Б е с т у ж е в - М а р л и н с к и й
Как он темен, басманный флигель! один рыжий лоскуток свечного пламени чудом прилип к смоляному сумраку. И какая тяжкая, шершавая тишина! будто из кирпичей сложена. Лишь расшатанные половицы отзываются под ногою мерзким гробовым скрыпом. Да, принужден признать: гробовым…
На шеллинговом столе скалили зубы два людские черепа; первый был черен и трухляв, второй, напротив, отливал свежей бильярдной желтизною, и ты пошутил: sind Sie nicht nur Philosoph, sondern auch Phrenologe?
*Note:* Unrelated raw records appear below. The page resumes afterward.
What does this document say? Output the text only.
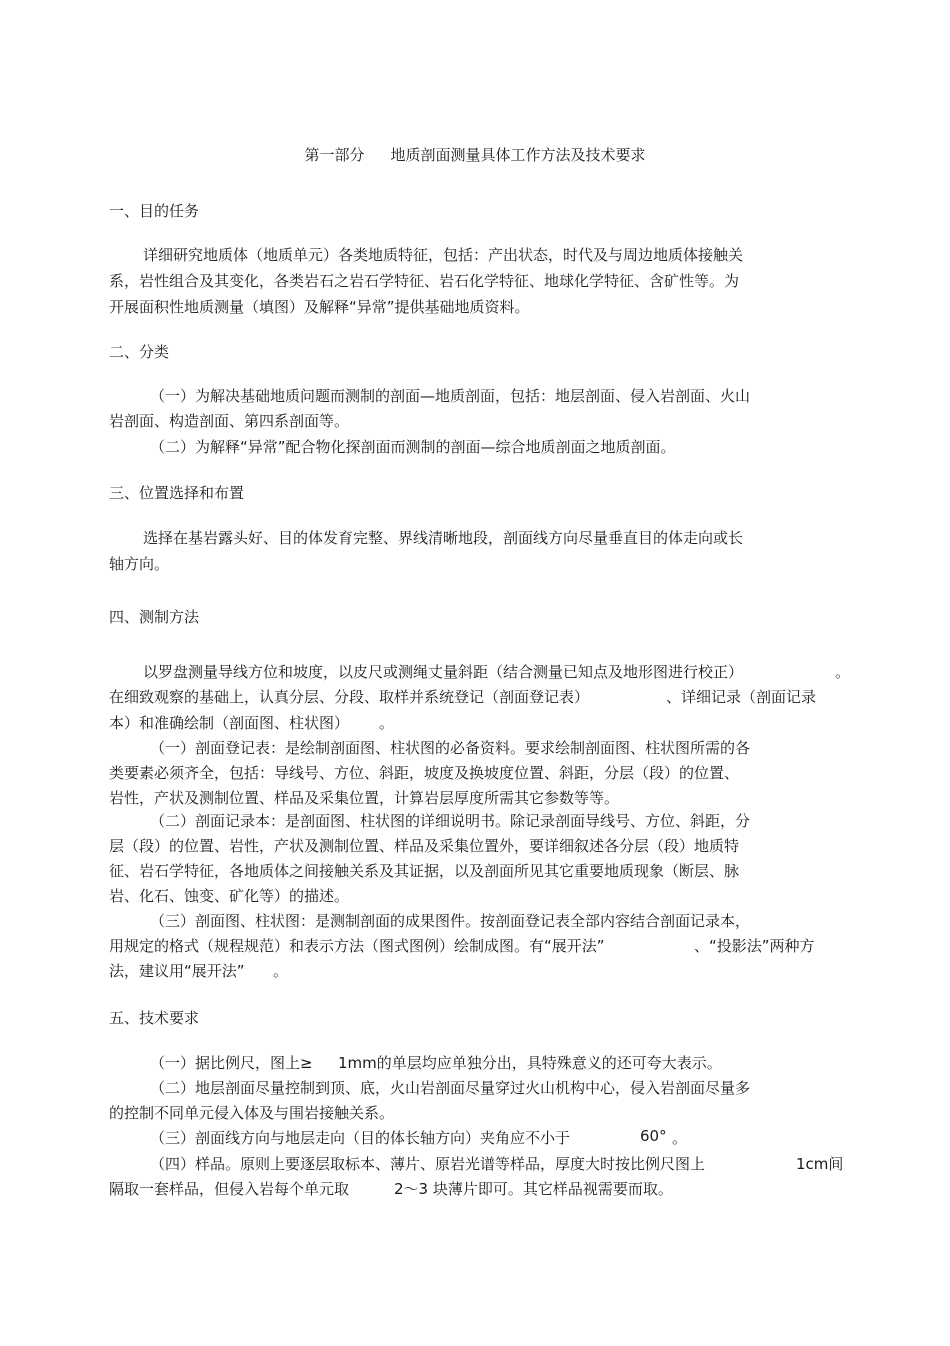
第一部分 地质剖面测量具体工作方法及技术要求
一、目的任务
详细研究地质体（地质单元）各类地质特征，包括：产出状态，时代及与周边地质体接触关
系，岩性组合及其变化，各类岩石之岩石学特征、岩石化学特征、地球化学特征、含矿性等。为
开展面积性地质测量（填图）及解释“异常”提供基础地质资料。
二、分类
（一）为解决基础地质问题而测制的剖面—地质剖面，包括：地层剖面、侵入岩剖面、火山
岩剖面、构造剖面、第四系剖面等。
（二）为解释“异常”配合物化探剖面而测制的剖面—综合地质剖面之地质剖面。
三、位置选择和布置
选择在基岩露头好、目的体发育完整、界线清晰地段，剖面线方向尽量垂直目的体走向或长
轴方向。
四、测制方法
以罗盘测量导线方位和坡度，以皮尺或测绳丈量斜距（结合测量已知点及地形图进行校正）	。
在细致观察的基础上，认真分层、分段、取样并系统登记（剖面登记表）	、详细记录（剖面记录
本）和准确绘制（剖面图、柱状图） 。
（一）剖面登记表：是绘制剖面图、柱状图的必备资料。要求绘制剖面图、柱状图所需的各
类要素必须齐全，包括：导线号、方位、斜距，坡度及换坡度位置、斜距，分层（段）的位置、
岩性，产状及测制位置、样品及采集位置，计算岩层厚度所需其它参数等等。
（二）剖面记录本：是剖面图、柱状图的详细说明书。除记录剖面导线号、方位、斜距，分
层（段）的位置、岩性，产状及测制位置、样品及采集位置外，要详细叙述各分层（段）地质特
征、岩石学特征，各地质体之间接触关系及其证据，以及剖面所见其它重要地质现象（断层、脉
岩、化石、蚀变、矿化等）的描述。
（三）剖面图、柱状图：是测制剖面的成果图件。按剖面登记表全部内容结合剖面记录本，
用规定的格式（规程规范）和表示方法（图式图例）绘制成图。有“展开法”	、“投影法”两种方
法，建议用“展开法” 。
五、技术要求
（一）据比例尺，图上≥ 1mm的单层均应单独分出，具特殊意义的还可夸大表示。
（二）地层剖面尽量控制到顶、底，火山岩剖面尽量穿过火山机构中心，侵入岩剖面尽量多
的控制不同单元侵入体及与围岩接触关系。
（三）剖面线方向与地层走向（目的体长轴方向）夹角应不小于	60° 。
（四）样品。原则上要逐层取标本、薄片、原岩光谱等样品，厚度大时按比例尺图上	1cm间
隔取一套样品，但侵入岩每个单元取	2～3 块薄片即可。其它样品视需要而取。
И Шеллинг изъяснил, поочередно и с усмешкою оглаживая оба ладонью: dieser Schädel gehört einem Urmenschen, und dieser – unserem Zeitgenossen; bemerkten Sie, geehrter Peter, daß der Umfang des ersten ist bedeutend größer? wenn Sie finden es seltsam, dann bemühen Sie sich Eins und Alles zu vergleichen – leider die hochstirnige Klugschwätzers hatten keine Möglichkeit zu überleben und also sich zu vermehren, sie waren noch im fabelhaften Altertum ohne Zweifeln und Lispeln vernichtet worden…
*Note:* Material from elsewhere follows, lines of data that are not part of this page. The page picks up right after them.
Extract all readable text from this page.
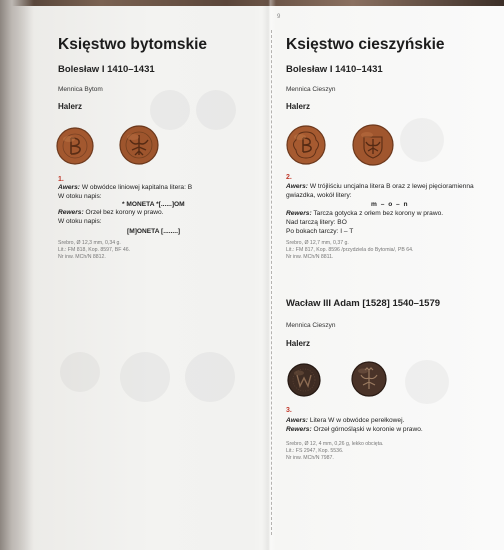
9
Księstwo bytomskie
Bolesław I 1410–1431
Mennica Bytom
Halerz
1.
Awers: W obwódce liniowej kapitalna litera: B
W otoku napis:
* MONETA *[......]OM
Rewers: Orzeł bez korony w prawo.
W otoku napis:
[M]ONETA [........]
Srebro, Ø 12,3 mm, 0,34 g.
Lit.: FM 818, Kop. 8597, BF 46.
Nr inw. MCh/N 8812.
Księstwo cieszyńskie
Bolesław I 1410–1431
Mennica Cieszyn
Halerz
2.
Awers: W trójliściu uncjalna litera B oraz z lewej pięcioramienna
gwiazdka, wokół litery:
m – o – n
Rewers: Tarcza gotycka z orłem bez korony w prawo.
Nad tarczą litery: BO
Po bokach tarczy: I – T
Srebro, Ø 12,7 mm, 0,37 g.
Lit.: FM 817, Kop. 8596 /przydziela do Bytomia/, PB 64.
Nr inw. MCh/N 8811.
Wacław III Adam [1528] 1540–1579
Mennica Cieszyn
Halerz
3.
Awers: Litera W w obwódce perełkowej.
Rewers: Orzeł górnośląski w koronie w prawo.
Srebro, Ø 12, 4 mm, 0,26 g, lekko obcięta.
Lit.: FS 2947, Kop. 5536.
Nr inw. MCh/N 7987.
Фридрих, разумеется, откровенно кокетствовал: немцу ли на то сетовать? по крайности, Аларик и Гензерик, стократ клейменные именем варваров, не обрекали своих мудрецов в жертву Вотану. Иное дело Русь: здесь человека разумного и толкового прямиком отправляли в услужение богам, – петля на шею, и вся недолга. Православие в отношении рассудка недалеко ушло от язычества; Иосиф Волоцкий накрепко заповедал: мнение есть падение. Наследственный страх удавки взрастил на нашей почве умы смиренные и неповоротливые, коим простейший силлогизм – непостижная задача. Французу мысль нужна, чтобы блеснуть ею на людях, англичанину – чтобы привесть ее в исполнение, германцу – чтобы ее обдумать; русский притопнет ее сапогом, будто докучного таракана. Куда как прав Александр: горе уму! и первый стал тому примером: держался нелестных понятий, за то отлучен от дипломации, сиднем засел в Синондале; по слухам, ходит в засаленном чекмене с газырями, с утра надувается вином да изливает желчь на вечно брюхатую свою грузинку. Другой Александр не ужился с нынешними оголтелыми патриотами, – променял стихи на кутежи, жжет свою свечу с обоих концов, не нашед лучшего поприща. Все заживо погребены, – кто в Кахетии, кто в Москве, кто в гончаровском maison de tolerance … Оторванные люди, зачеркнутые люди! а ведь только тем и грешны, что понимали свой век и свое призвание. Такие тут не ко двору; русские суждения зависят от циркуляров и предписаний, а что сверх того – от лукавого. Мнение есть падение!
Как он темен, басманный флигель! но еще темнее провал окна: там окаменела мгла кромешная, мгла опричная, там изможденные дороги не ведут, – уводят, там курные избы давятся собственным горьким чадом, а меж разваленных плетней бродят опухлые, увечные сны, там в небесный погост намертво вколочены черные кресты колоколен, и сирые ветки бьются в ознобе под юродивый лепет ветра, и заупокойный волчий стон ныне и присно и во веки веков, – оттуда ползет вязкий, унылый ужас, тянет к горлу горбатые пальцы…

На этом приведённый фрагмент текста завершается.